I had been pushing off reading this book because as much as I enjoyed Graceling, the first novel in this trilogy, I had heard less than positive things about Fire.  The great thing about this trilogy, however, is the fact that the novels are more companion novels than a straight up trilogy so I didn't need to read this to see where the story went due to any unresolved questions.  I was happy with where Katsa was at the end of Graceling, and this novel does nothing to mess with that.  In fact, while it is the second one written and published, it actually takes place prior to Graceling, in a realm that is mentioned in passing in Graceling as mysterious and unknown.  The novel provides a bit more context for a character from Graceling but it isn't necessary - I think Cashore mostly added it for the readers to enjoy the connection between her two novels, not because she necessarily felt that this person needed more exploration.

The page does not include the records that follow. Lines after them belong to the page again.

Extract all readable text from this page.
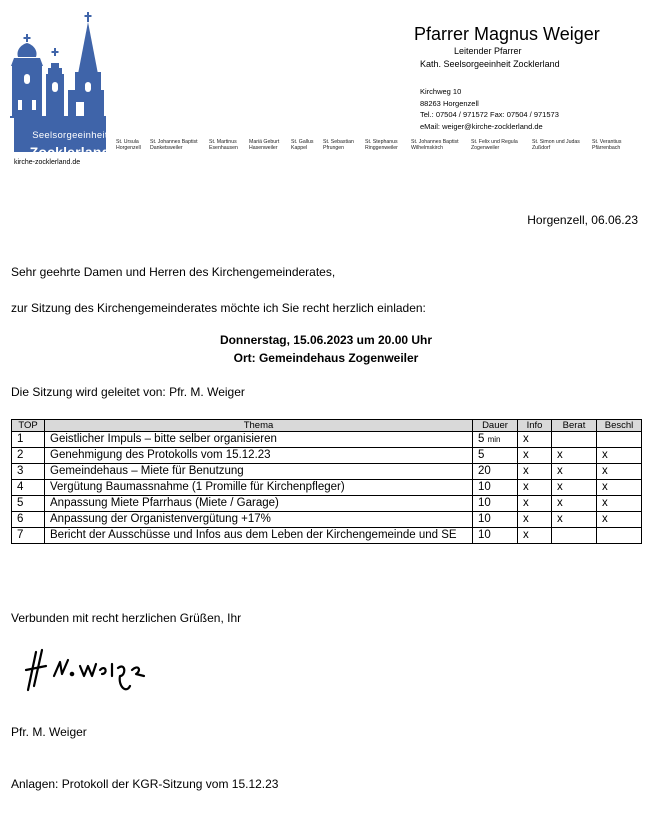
Seelsorgeeinheit
Zocklerland
kirche-zocklerland.de
Pfarrer Magnus Weiger
Leitender Pfarrer
Kath. Seelsorgeeinheit Zocklerland
Kirchweg 10
88263 Horgenzell
Tel.: 07504 / 971572 Fax: 07504 / 971573
eMail: weiger@kirche-zocklerland.de
St. Ursula
Horgenzell
St. Johannes Baptist
Danketsweiler
St. Martinus
Esenhausen
Mariä Geburt
Hasenweiler
St. Gallus
Kappel
St. Sebastian
Pfrungen
St. Stephanus
Ringgenweiler
St. Johannes Baptist
Wilhelmskirch
St. Felix und Regula
Zogenweiler
St. Simon und Judas
Zußdorf
St. Verantius
Pfärrenbach
Horgenzell, 06.06.23
Sehr geehrte Damen und Herren des Kirchengemeinderates,
zur Sitzung des Kirchengemeinderates möchte ich Sie recht herzlich einladen:
Donnerstag, 15.06.2023 um 20.00 Uhr
Ort: Gemeindehaus Zogenweiler
Die Sitzung wird geleitet von: Pfr. M. Weiger
TOP	Thema	Dauer	Info	Berat	Beschl
1	Geistlicher Impuls – bitte selber organisieren	5 min	x		
2	Genehmigung des Protokolls vom 15.12.23	5	x	x	x
3	Gemeindehaus – Miete für Benutzung	20	x	x	x
4	Vergütung Baumassnahme (1 Promille für Kirchenpfleger)	10	x	x	x
5	Anpassung Miete Pfarrhaus (Miete / Garage)	10	x	x	x
6	Anpassung der Organistenvergütung +17%	10	x	x	x
7	Bericht der Ausschüsse und Infos aus dem Leben der Kirchengemeinde und SE	10	x		
Verbunden mit recht herzlichen Grüßen, Ihr
Pfr. M. Weiger
Anlagen: Protokoll der KGR-Sitzung vom 15.12.23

On the one hand, I was very interested in this world, and the kingdom that is still dealing with the aftermath of a corrupt ruler.  While the old king is dead, there has not been enough time to heal all wounds that he has caused, and the new king, Nash, faces threats from outside kingdoms and internal forces.  Cashore also introduces "monsters," which are basically mutations of existing species that display incredible colors, produce a pheromone (I don't think it was quite explained that way but that's how it makes sense to me) that make them attractive to other creatures and even have the ability to exert a certain amount of mind control on non-monsters.  Some of these animals are incredibly vicious and threatening while others are kept as pets and luxury items.  Fire is the last known human monster, her deceased father being the corrupting influence that caused the previous king to lead his people into a precarious position.  Given her father's actions, Fire is incredibly afraid to use her powers, even when they could be of use, and refuses to use her mind to influence others unless absolutely necessary, such as under threat of death.
Unfortunately, Fire is the weak part of the novel.  I actually understand Cashore's decision to have a different type of heroine than Katsa, and portray someone whose power is less physical, and more due to her caring and emotions, but I think she went to the extreme with Fire.  Additionally, talking about Fire's beauty and the attraction men feel for her, sometimes attempting to act on it forcefully, could all lead to discussions about rape culture and issues regular women face every day in a much less obvious or intense manner.  However, I feel like the novel went too far in this focus, and Fire's seeming passivity got annoying.  I also got tired of hearing about her beauty, and how men and monsters were constantly in pursuit of her, especially the parts about how it was worse when she was on her period.  Once again, I think there are parallels to be drawn to modern day, such as Fire feeling like she has to cover herself up to avoid unwanted attentions rather than expecting men (and animals) to control themselves).  I would also say this novel was slightly more focused on the love story aspect, and while I could see the appeal of Brigan, Fire's love interest, but their attraction wasn't as convincingly developed as in the case of Katsa and Po.
Still, the story is good, and while Fire is often annoying, even she has her moments.  It just seems to take her forever to realize certain things about herself, and the thing that haunts her was obvious from two or three chapters in.  I also enjoy that Cashore tries to show different attitudes about sex in her novels, showing that it doesn't have to only be inside marriage, that things can be complicated, even giving Fire a sexual past and history before meeting Brigan.  I did get annoyed with everyone's obsession with Fire (which is part of the plot due to her being a monster), and the focus on sex in that perspective but I can also see where it could be used as a conversation starter and parallel to current attitudes about women and sex.  Overall, I would say this is closer to 2.5 for me than 3, but I rounded up because of the strength of the plotting and because Graceling was so good.